Relevance: The Patapsco River in Baltimore, is a highly polluted estuary inlet of the Chesapeake Bay. In 1988, engineers installed an aeration system in one of its tributaries, Rock Creek, to improve water quality. The system pumps air into the water, which mixes with oxygen-rich surface waters to prevent low-oxygen conditions. Researchers are studying Rock Creek to determine how phytoplankton growth and nitrogen and phosphorus recycling changes with alterations to the oxygen concentrations, and how fast the system responds to low-oxygen events. Before aeration, Rock Creek, which runs through Anne Arundel County, had too little oxygen and too much algae, which fueled the growth of plankton. When the plankton died, the bacteria used all available oxygen to decompose the dead plankton, and then used sulfate to continue decomposition. The byproduct of the resulting reactions was hydrogen sulfide, which caused a rotten-egg smell that residents found unpleasant. Fish could not survive in the waters. The aerators changed that, pumping 15,000 liters of air per minute into the water.

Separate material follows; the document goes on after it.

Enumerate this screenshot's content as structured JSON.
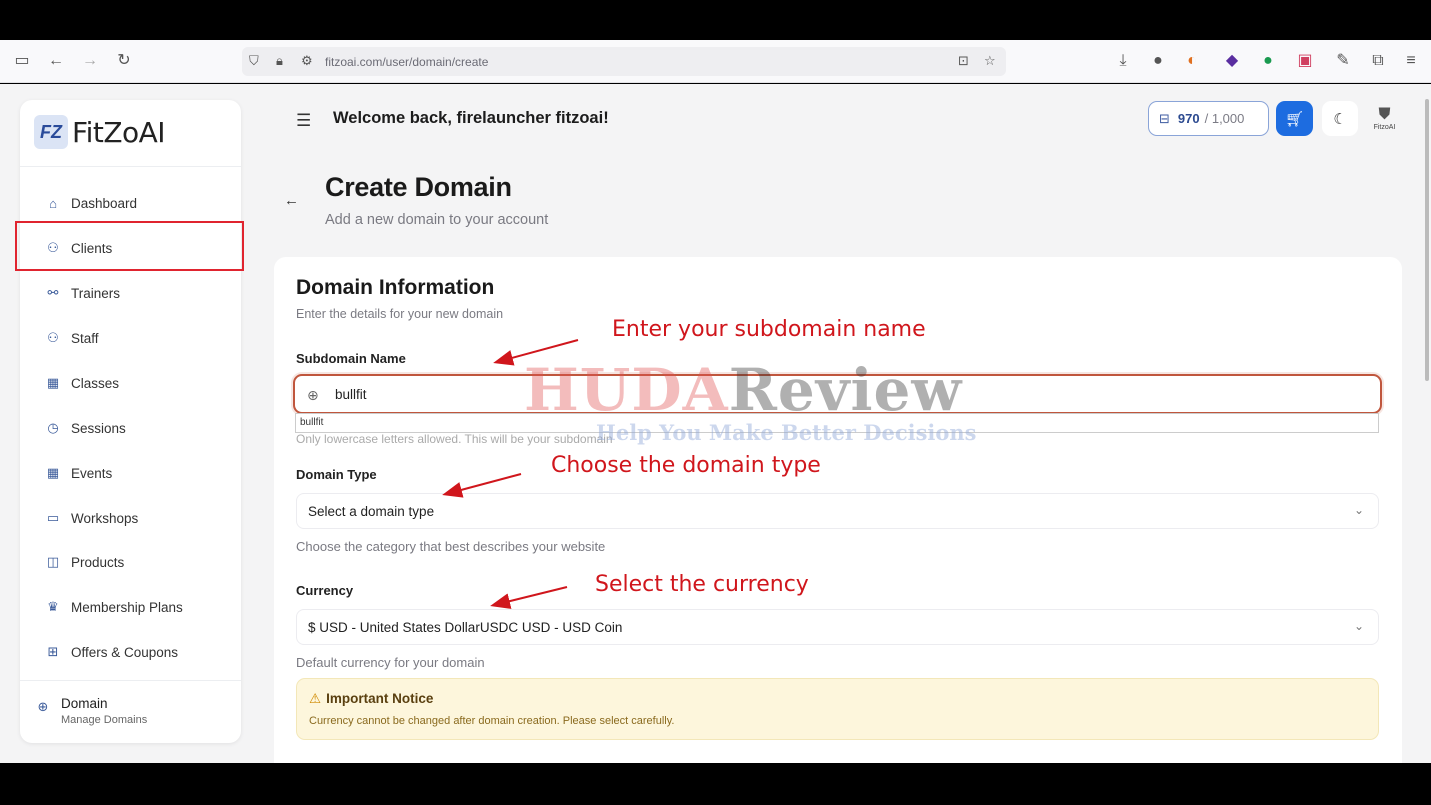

Response: In 2017, Maryland Sea Grant supported researchers who wanted to quantify the benefits and determine to what extent the level of dissolved oxygen changed how nitrogen and phosphorus were recycled in the water column and sediments. If nutrient recycling were to increase under low oxygen conditions, each molecule of nutrient discharged into the creek would have more opportunities to grow plankton, stalling restoration efforts. Researchers from the University of Maryland Center for Environmental Science Chesapeake Biological Lab conducted field experiments, turning off the aeration systems for a day and up to a week to monitor biological activity in Rock Creek as oxygen conditions collapsed. The researchers have since added a carbon component to their study, to examine how the metabolism (or breathing in and out) of the estuary changes with aeration.
Results: They found that oxygen disappeared almost entirely within 24 hours after the aerators were turned off, and the area of depleted oxygen expanded far beyond the aerated region. Managers throughout the Chesapeake Bay seeking to increase oxygen in tributaries and reduce nitrogen could expand the tools available to do so. The researchers are advising Anne Arundel County managers as they work on a new aeration system, and their information is intended to help the Rock Creek community apply for additional restoration funding to further clean up the creek.
Testa, JM; Kemp, WM; Harris, LA; Woodland, RJ; Boynton, WR. 2016. Challenges and directions for the advancement of estuarine ecosystem science. Ecosystems20(1):14 -22. doi:10.1007/s10021-016-0004-0. UM-SG-RS-2016-23.